In support of the claim that the work-product doctrine applies only during formal discovery, the People rely upon Arnett, supra, 14 Cal.4th 4, which interpreted a statute specifying that the proceedings and records of hospital peer review committees shall not be "subject to discovery." (Evid. Code § 1157, subd. (a).) Our decision in Arnett concluded that the term "discovery" in this particular statute must be given "its well-established legal meaning of a formal exchange of evidentiary information between parties to a pending action. . . ." ( 14 Cal.4th at p. 24.) Thus, we held that a subpoena issued by an administrative agency for purely investigative purposes, before any action had been filed, did not constitute discovery within the meaning of Evidence Code section 1157 The People contend that, by analogy, a search warrant authorizing seizure of materials from a criminal suspect before charges have been filed does not constitute discovery for purposes of Code of Civil Procedure section 2018, which provides that attorney work product shall not be discoverable.

Unlike the statute considered in Arnett, however, section 2018 expressly is intended to restate the common law regarding attorney work product. ( Id., subd. (d).) In order to further the policies underlying the doctrine, several decisions have applied the work-product doctrine to preclude disclosure of attorney work product in situations other than formal discovery between parties to a pending action. For example, in People v. Coddington (2000) 23 Cal.4th 529, we held that a prosecutor violated the work-product doctrine by using at trial information he had obtained informally through social contacts and an examination of a jail sign-in sheet.

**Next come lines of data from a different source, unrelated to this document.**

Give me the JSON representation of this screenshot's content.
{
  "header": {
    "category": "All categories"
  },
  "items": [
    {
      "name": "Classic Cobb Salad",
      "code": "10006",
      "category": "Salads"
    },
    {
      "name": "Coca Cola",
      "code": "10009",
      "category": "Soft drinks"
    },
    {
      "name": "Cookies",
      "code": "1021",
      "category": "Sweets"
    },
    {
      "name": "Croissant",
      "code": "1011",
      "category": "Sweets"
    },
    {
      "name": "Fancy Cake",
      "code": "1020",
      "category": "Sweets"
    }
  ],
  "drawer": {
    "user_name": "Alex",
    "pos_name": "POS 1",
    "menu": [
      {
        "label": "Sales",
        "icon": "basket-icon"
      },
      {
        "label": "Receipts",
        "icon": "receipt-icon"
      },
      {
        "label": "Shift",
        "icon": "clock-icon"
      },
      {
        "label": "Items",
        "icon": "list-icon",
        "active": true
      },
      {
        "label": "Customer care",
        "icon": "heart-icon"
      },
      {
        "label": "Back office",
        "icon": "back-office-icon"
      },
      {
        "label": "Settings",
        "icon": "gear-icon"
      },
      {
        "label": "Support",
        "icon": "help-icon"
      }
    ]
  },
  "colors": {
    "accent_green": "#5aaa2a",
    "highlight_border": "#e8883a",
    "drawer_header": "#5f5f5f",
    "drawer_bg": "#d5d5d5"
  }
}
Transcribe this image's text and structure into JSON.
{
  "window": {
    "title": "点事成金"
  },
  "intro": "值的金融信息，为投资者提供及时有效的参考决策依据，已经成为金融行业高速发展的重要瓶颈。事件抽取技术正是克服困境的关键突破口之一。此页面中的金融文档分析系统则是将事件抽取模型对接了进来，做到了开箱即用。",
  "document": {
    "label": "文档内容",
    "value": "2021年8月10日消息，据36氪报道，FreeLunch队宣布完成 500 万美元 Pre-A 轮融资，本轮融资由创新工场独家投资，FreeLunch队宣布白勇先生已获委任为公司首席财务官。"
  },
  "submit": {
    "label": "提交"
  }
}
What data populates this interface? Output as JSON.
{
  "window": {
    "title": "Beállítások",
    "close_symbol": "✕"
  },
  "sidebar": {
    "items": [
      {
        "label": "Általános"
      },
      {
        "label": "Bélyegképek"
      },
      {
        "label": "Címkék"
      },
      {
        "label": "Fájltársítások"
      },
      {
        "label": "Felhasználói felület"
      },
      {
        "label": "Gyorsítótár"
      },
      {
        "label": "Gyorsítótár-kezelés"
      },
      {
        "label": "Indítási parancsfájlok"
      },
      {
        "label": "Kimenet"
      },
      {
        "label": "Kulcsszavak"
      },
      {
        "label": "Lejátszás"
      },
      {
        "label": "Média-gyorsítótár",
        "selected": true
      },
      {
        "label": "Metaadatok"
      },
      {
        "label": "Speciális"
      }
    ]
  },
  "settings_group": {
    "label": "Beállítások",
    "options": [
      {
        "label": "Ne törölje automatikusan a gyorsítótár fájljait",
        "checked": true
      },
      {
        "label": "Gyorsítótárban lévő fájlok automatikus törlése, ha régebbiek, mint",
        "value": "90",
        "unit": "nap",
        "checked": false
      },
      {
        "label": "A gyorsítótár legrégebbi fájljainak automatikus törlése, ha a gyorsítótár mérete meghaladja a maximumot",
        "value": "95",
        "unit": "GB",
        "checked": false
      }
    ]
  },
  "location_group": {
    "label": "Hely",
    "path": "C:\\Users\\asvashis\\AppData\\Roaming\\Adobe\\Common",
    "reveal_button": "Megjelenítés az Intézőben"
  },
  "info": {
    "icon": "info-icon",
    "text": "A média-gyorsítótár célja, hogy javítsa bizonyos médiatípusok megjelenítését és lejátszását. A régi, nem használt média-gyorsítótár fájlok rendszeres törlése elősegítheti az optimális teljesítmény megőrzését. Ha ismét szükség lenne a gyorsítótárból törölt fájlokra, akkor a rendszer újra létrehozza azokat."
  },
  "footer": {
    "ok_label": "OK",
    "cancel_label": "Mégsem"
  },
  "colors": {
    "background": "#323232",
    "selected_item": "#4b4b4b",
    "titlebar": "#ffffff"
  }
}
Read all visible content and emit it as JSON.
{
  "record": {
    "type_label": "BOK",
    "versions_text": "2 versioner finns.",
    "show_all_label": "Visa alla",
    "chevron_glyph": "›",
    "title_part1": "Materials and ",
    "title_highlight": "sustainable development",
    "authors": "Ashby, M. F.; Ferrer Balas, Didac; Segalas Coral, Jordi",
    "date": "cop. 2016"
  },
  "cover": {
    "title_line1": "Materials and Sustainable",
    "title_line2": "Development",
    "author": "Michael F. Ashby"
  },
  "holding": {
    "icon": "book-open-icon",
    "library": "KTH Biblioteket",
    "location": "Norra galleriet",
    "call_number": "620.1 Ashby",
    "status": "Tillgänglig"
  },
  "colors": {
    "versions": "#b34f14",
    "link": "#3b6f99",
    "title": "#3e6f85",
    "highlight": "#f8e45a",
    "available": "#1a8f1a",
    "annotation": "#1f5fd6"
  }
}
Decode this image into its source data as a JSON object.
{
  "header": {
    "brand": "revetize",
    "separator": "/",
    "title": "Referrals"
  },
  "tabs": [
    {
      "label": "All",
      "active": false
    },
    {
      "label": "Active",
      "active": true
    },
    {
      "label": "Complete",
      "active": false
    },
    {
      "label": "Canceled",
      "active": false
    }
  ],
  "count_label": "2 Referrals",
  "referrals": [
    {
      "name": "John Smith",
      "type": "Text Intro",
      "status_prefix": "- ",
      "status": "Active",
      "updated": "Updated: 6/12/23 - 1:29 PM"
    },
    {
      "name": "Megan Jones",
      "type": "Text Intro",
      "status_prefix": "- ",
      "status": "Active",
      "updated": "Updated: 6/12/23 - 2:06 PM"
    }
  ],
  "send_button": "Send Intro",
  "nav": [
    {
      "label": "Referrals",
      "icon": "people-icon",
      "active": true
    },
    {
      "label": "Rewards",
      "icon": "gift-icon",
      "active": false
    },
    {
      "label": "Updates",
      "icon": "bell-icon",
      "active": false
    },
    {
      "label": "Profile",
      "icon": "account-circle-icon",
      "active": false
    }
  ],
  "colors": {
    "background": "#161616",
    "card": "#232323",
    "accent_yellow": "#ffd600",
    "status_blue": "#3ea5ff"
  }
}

Our opinion states it was irrelevant that the prosecutor did not seek or obtain the information through discovery. ( Id. at p. 606; see also County of Los Angeles v. Superior Court (1990) 222 Cal.App.3d 647, 654-658 [opposing party cannot retain adversary's former expert witness without violating work-product doctrine]; Rodriguez v. McDonnell Douglas Corp. (1978) 87 Cal.App.3d 626, 648-649 [work-product doctrine is applicable at trial as well as in pretrial discovery proceedings]; 70 Ops.Cal.Atty.Gen. 28, 33-35 (1987) [work-product doctrine applies in grand jury proceedings]; accord, In re Grand Jury Proceedings (8th Cir. 1973) 473 F.2d 840, 842-848 [the need for protection of attorney work product outweighs the public interest in the search for the truth at a grand jury proceeding].)

Bauman Rose, supra, 37 Cal.App.4th 1757, is not the only California decision holding that materials seized pursuant to a search warrant, as part of a criminal investigation, are protected by the work-product doctrine. In PSC Geothermal Services Co. v. Superior Court, supra, 25 Cal.App.4th 1697, the Court of Appeal stated: "[T]he court should be able to control the disclosure of potentially privileged materials sought to be discovered by the prosecution through execution of a search warrant. The attorney-client and work-product privileges should not be lost simply because the prosecution seeks discovery through execution of a search warrant rather than through a discovery motion." ( Id. at p. 1712.) Federal decisions are in accord. (E.g., Upjohn Co. v. United States (1981) 449 U.S. 383, 397-400 [attorney-client privilege and work-product doctrine apply to summonses issued by IRS as part of tax investigation]; Klitzman, Klitzman Gallagher v. Krut (3d Cir. 1984) 744 F.2d 955, 961 [same, with regard to search warrants executed by United States Postal Service in connection with pending grand jury proceedings].) We agree with these decisions and reject the People's assertion that the work-product doctrine cannot preclude disclosure of materials seized pursuant to a search warrant as part of a criminal investigation.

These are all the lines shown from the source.